The Rise of Ultra-Processed Food
The processed food of the mid-20th century was canned vegetables and frozen dinners. What emerged in the decades after was something qualitatively different: food products engineered from industrial ingredients that don’t exist in any home kitchen. Researchers now call these “ultra-processed foods,” classified as Group 4 under the NOVA system developed by nutrition scientists. The definition is specific: industrial formulations typically containing five or more ingredients, including substances not commonly used in home cooking, like emulsifiers, flavor enhancers, colorings, and additives designed to imitate the taste or appearance of whole foods.
Think of it this way: canning a tomato is processing. Turning corn, soy, and chemical additives into a chip that mimics the crunch and flavor of something natural is ultra-processing. The distinction matters because these two categories of food behave very differently in the body, and ultra-processed products now dominate the food supply in ways that would have been unrecognizable even 50 years ago.
How Regulation Tried to Keep Pace
As processed food became more complex, governments stepped in to manage what could go into it. The major turning point in the U.S. was the 1958 Food Additives Amendment, which required manufacturers to get FDA approval before using a new additive in food. Companies must submit a petition with evidence that the substance is safe at its intended levels of use, and the FDA sets an acceptable daily intake for each approved additive, factoring in safety margins for children and pregnant people.
The regulations also specify which foods an additive can be used in, the maximum amounts allowed, and how it must appear on labels. Manufacturers are required to limit additives to the minimum amount needed to achieve the desired effect. Substances that were already in use before 1958 were grandfathered in as “prior-sanctioned,” which means some of the oldest additives in the food supply were never put through the modern approval process.
Where Things Stand Now
The average American now gets 55% of their daily calories from ultra-processed foods, according to CDC data collected between 2021 and 2023. For children, it’s even higher: nearly 62% of a young person’s calories come from ultra-processed sources. Adults average about 53%. These numbers represent a dramatic shift from even the mid-20th century, when most meals were still prepared from recognizable whole ingredients at home.

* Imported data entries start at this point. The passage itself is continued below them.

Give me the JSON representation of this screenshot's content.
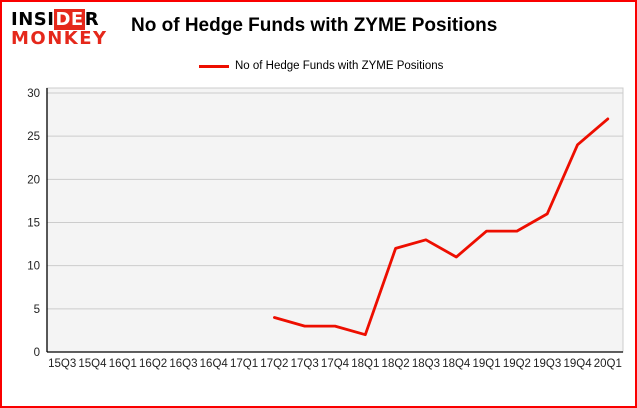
{
  "page": {
    "border_color": "#fa0000",
    "background": "#ffffff"
  },
  "logo": {
    "line1_pre": "INSI",
    "line1_accent": "DE",
    "line1_post": "R",
    "line2": "MONKEY",
    "accent_color": "#e5281b",
    "text_color": "#000000"
  },
  "header": {
    "title": "No of Hedge Funds with ZYME Positions"
  },
  "legend": {
    "label": "No of Hedge Funds with ZYME Positions",
    "line_color": "#ed0e00"
  },
  "chart_data": {
    "type": "line",
    "title": "No of Hedge Funds with ZYME Positions",
    "x_labels": [
      "15Q3",
      "15Q4",
      "16Q1",
      "16Q2",
      "16Q3",
      "16Q4",
      "17Q1",
      "17Q2",
      "17Q3",
      "17Q4",
      "18Q1",
      "18Q2",
      "18Q3",
      "18Q4",
      "19Q1",
      "19Q2",
      "19Q3",
      "19Q4",
      "20Q1"
    ],
    "y_ticks": [
      0,
      5,
      10,
      15,
      20,
      25,
      30
    ],
    "ylim": [
      0,
      30
    ],
    "grid": true,
    "legend_position": "top-left",
    "plot_bg": "#f4f4f4",
    "grid_color": "#cccccc",
    "axis_color": "#000000",
    "tick_color": "#222222",
    "series": [
      {
        "name": "No of Hedge Funds with ZYME Positions",
        "color": "#ed0e00",
        "points": [
          {
            "x": "17Q2",
            "y": 4
          },
          {
            "x": "17Q3",
            "y": 3
          },
          {
            "x": "17Q4",
            "y": 3
          },
          {
            "x": "18Q1",
            "y": 2
          },
          {
            "x": "18Q2",
            "y": 12
          },
          {
            "x": "18Q3",
            "y": 13
          },
          {
            "x": "18Q4",
            "y": 11
          },
          {
            "x": "19Q1",
            "y": 14
          },
          {
            "x": "19Q2",
            "y": 14
          },
          {
            "x": "19Q3",
            "y": 16
          },
          {
            "x": "19Q4",
            "y": 24
          },
          {
            "x": "20Q1",
            "y": 27
          }
        ]
      }
    ]
  }
}
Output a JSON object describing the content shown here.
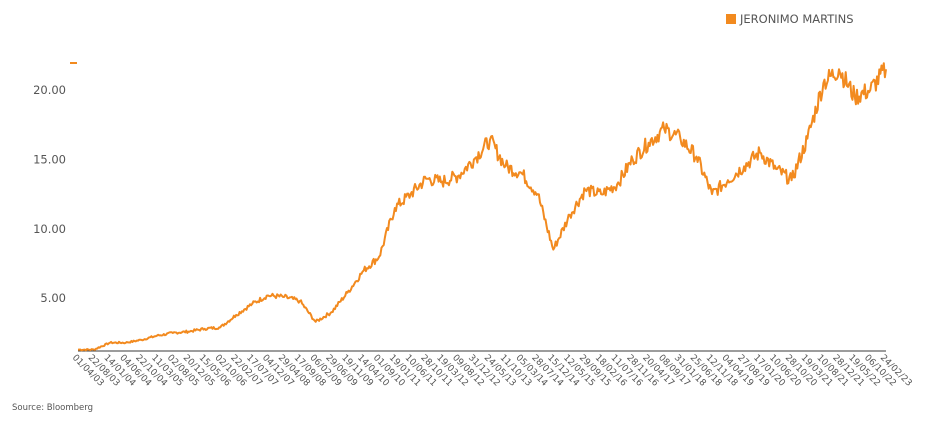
{
  "legend": {
    "label": "JERONIMO MARTINS",
    "color": "#f28a1f"
  },
  "source": "Source: Bloomberg",
  "chart_data": {
    "type": "line",
    "title": "",
    "xlabel": "",
    "ylabel": "",
    "ylim": [
      1.2,
      23.6
    ],
    "y_ticks": [
      "5.00",
      "10.00",
      "15.00",
      "20.00"
    ],
    "x_ticks": [
      "01/04/03",
      "22/08/03",
      "14/01/04",
      "04/06/04",
      "22/10/04",
      "11/03/05",
      "02/08/05",
      "20/12/05",
      "15/05/06",
      "02/10/06",
      "22/02/07",
      "17/07/07",
      "04/12/07",
      "29/04/08",
      "17/09/08",
      "06/02/09",
      "29/06/09",
      "19/11/09",
      "14/04/10",
      "01/09/10",
      "19/01/11",
      "10/06/11",
      "28/10/11",
      "19/03/12",
      "09/08/12",
      "31/12/12",
      "24/05/13",
      "11/10/13",
      "05/03/14",
      "28/07/14",
      "15/12/14",
      "12/05/15",
      "29/09/15",
      "18/02/16",
      "11/07/16",
      "28/11/16",
      "20/04/17",
      "08/09/17",
      "31/01/18",
      "25/06/18",
      "12/11/18",
      "04/04/19",
      "27/08/19",
      "17/01/20",
      "10/06/20",
      "28/10/20",
      "19/03/21",
      "10/08/21",
      "28/12/21",
      "19/05/22",
      "06/10/22",
      "24/02/23"
    ],
    "series": [
      {
        "name": "JERONIMO MARTINS",
        "color": "#f28a1f",
        "x": [
          "2003-04-01",
          "2003-08-22",
          "2004-01-14",
          "2004-06-04",
          "2004-10-22",
          "2005-03-11",
          "2005-08-02",
          "2005-12-20",
          "2006-05-15",
          "2006-10-02",
          "2007-02-22",
          "2007-07-17",
          "2007-12-04",
          "2008-04-29",
          "2008-09-17",
          "2009-02-06",
          "2009-06-29",
          "2009-11-19",
          "2010-04-14",
          "2010-09-01",
          "2011-01-19",
          "2011-06-10",
          "2011-10-28",
          "2012-03-19",
          "2012-08-09",
          "2012-12-31",
          "2013-05-24",
          "2013-10-11",
          "2014-03-05",
          "2014-07-28",
          "2014-12-15",
          "2015-05-12",
          "2015-09-29",
          "2016-02-18",
          "2016-07-11",
          "2016-11-28",
          "2017-04-20",
          "2017-09-08",
          "2018-01-31",
          "2018-06-25",
          "2018-11-12",
          "2019-04-04",
          "2019-08-27",
          "2020-01-17",
          "2020-06-10",
          "2020-10-28",
          "2021-03-19",
          "2021-08-10",
          "2021-12-28",
          "2022-05-19",
          "2022-10-06",
          "2023-02-24"
        ],
        "values": [
          1.3,
          1.3,
          1.8,
          1.8,
          2.0,
          2.3,
          2.5,
          2.6,
          2.8,
          2.9,
          3.8,
          4.6,
          5.2,
          5.1,
          4.8,
          3.3,
          4.0,
          5.4,
          7.0,
          8.0,
          11.5,
          12.5,
          13.6,
          13.4,
          13.8,
          15.0,
          16.4,
          14.5,
          14.0,
          12.5,
          8.5,
          11.0,
          12.8,
          12.5,
          13.2,
          15.0,
          16.2,
          17.2,
          16.5,
          15.2,
          12.5,
          13.5,
          14.5,
          15.5,
          14.3,
          13.5,
          16.5,
          20.5,
          21.5,
          19.5,
          20.0,
          21.5
        ]
      }
    ],
    "grid": false,
    "legend_position": "top-right"
  }
}
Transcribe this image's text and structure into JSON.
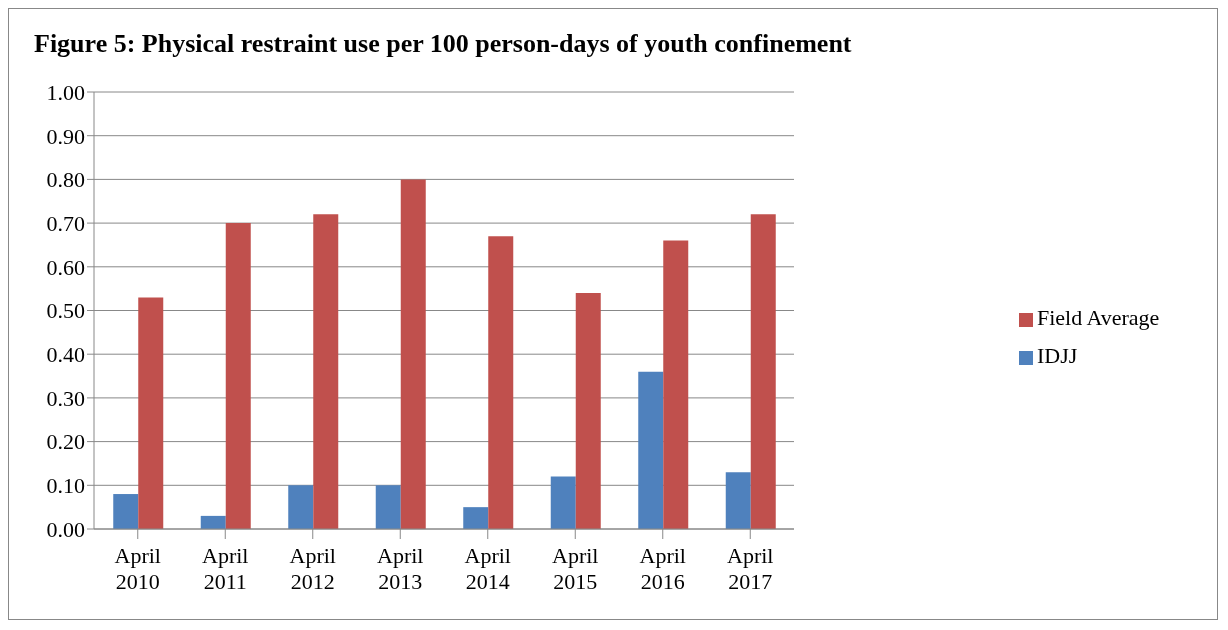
{
  "chart_data": {
    "type": "bar",
    "title": "Figure 5: Physical restraint use per 100 person-days of youth confinement",
    "categories": [
      "April 2010",
      "April 2011",
      "April 2012",
      "April 2013",
      "April 2014",
      "April 2015",
      "April 2016",
      "April 2017"
    ],
    "series": [
      {
        "name": "IDJJ",
        "color": "#4f81bd",
        "values": [
          0.08,
          0.03,
          0.1,
          0.1,
          0.05,
          0.12,
          0.36,
          0.13
        ]
      },
      {
        "name": "Field Average",
        "color": "#c0504d",
        "values": [
          0.53,
          0.7,
          0.72,
          0.8,
          0.67,
          0.54,
          0.66,
          0.72
        ]
      }
    ],
    "ylim": [
      0,
      1
    ],
    "yticks": [
      {
        "value": 0,
        "label": "0.00"
      },
      {
        "value": 0.1,
        "label": "0.10"
      },
      {
        "value": 0.2,
        "label": "0.20"
      },
      {
        "value": 0.3,
        "label": "0.30"
      },
      {
        "value": 0.4,
        "label": "0.40"
      },
      {
        "value": 0.5,
        "label": "0.50"
      },
      {
        "value": 0.6,
        "label": "0.60"
      },
      {
        "value": 0.7,
        "label": "0.70"
      },
      {
        "value": 0.8,
        "label": "0.80"
      },
      {
        "value": 0.9,
        "label": "0.90"
      },
      {
        "value": 1,
        "label": "1.00"
      }
    ],
    "grid": "y",
    "legend": "right"
  }
}
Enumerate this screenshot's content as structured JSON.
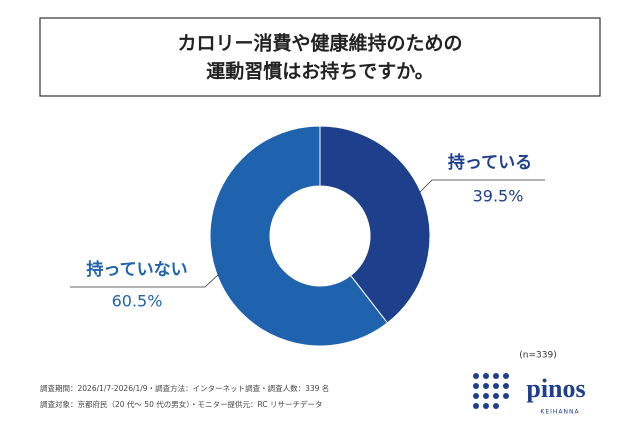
{
  "chart_data": {
    "type": "donut",
    "title": [
      "カロリー消費や健康維持のための",
      "運動習慣はお持ちですか。"
    ],
    "categories": [
      "持っている",
      "持っていない"
    ],
    "values": [
      39.5,
      60.5
    ],
    "value_labels": [
      "39.5%",
      "60.5%"
    ],
    "colors": [
      "#1e3f8c",
      "#1f62ad"
    ],
    "sample_note": "(n=339)",
    "footnotes": [
      "調査期間：2026/1/7-2026/1/9・調査方法：インターネット調査・調査人数：339 名",
      "調査対象：京都府民（20 代～ 50 代の男女）・モニター提供元：RC リサーチデータ"
    ]
  },
  "logo": {
    "name": "pinos",
    "sub": "KEIHANNA"
  }
}
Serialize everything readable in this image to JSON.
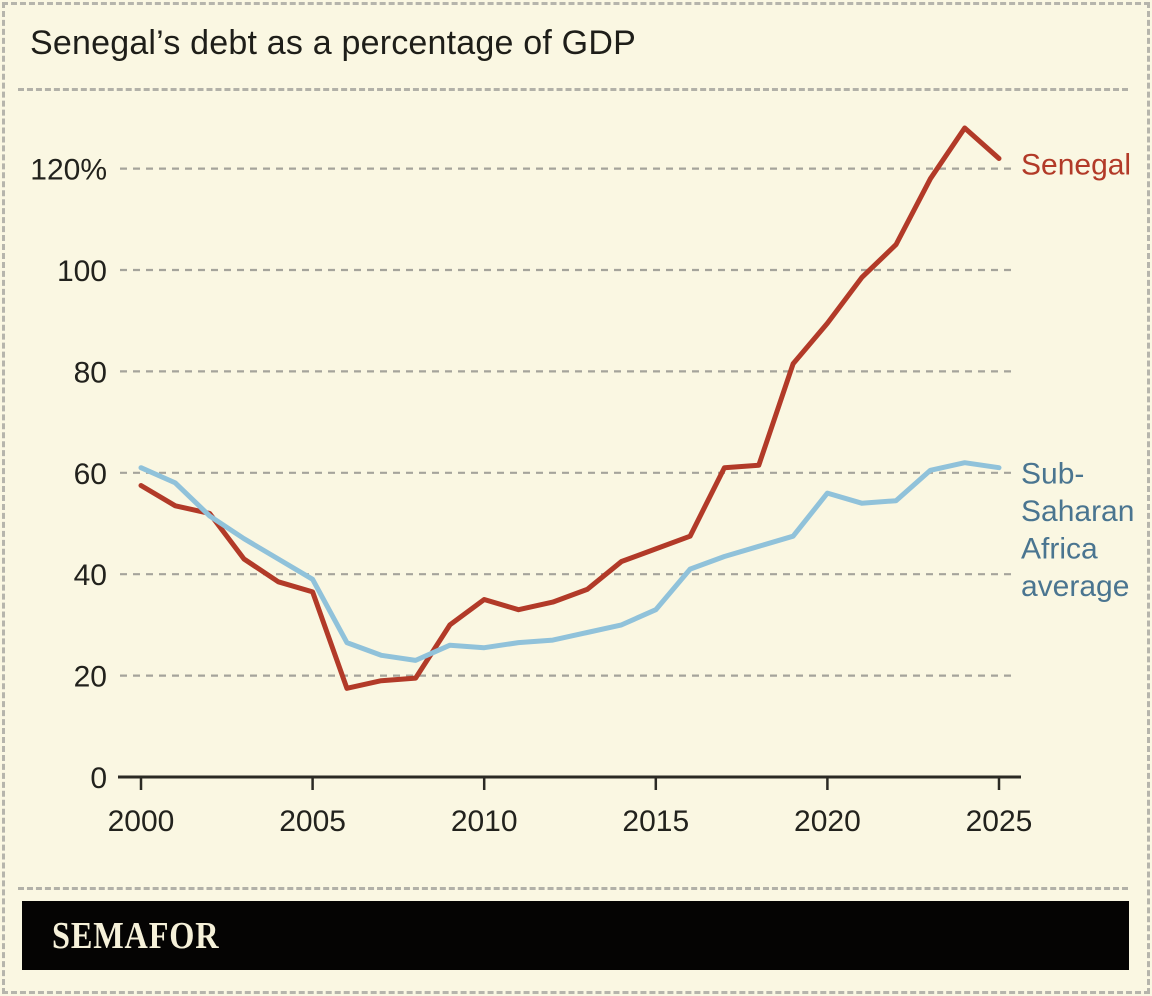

So the answer to “when did processed food start” depends on what you mean. If you mean any deliberate transformation of food, the answer is prehistory, at least 14,000 years ago. If you mean industrially canned and preserved food, the early 1800s. If you mean the engineered, additive-heavy products that now make up the majority of calories in the American diet, that shift accelerated through the second half of the 20th century and hasn’t slowed down.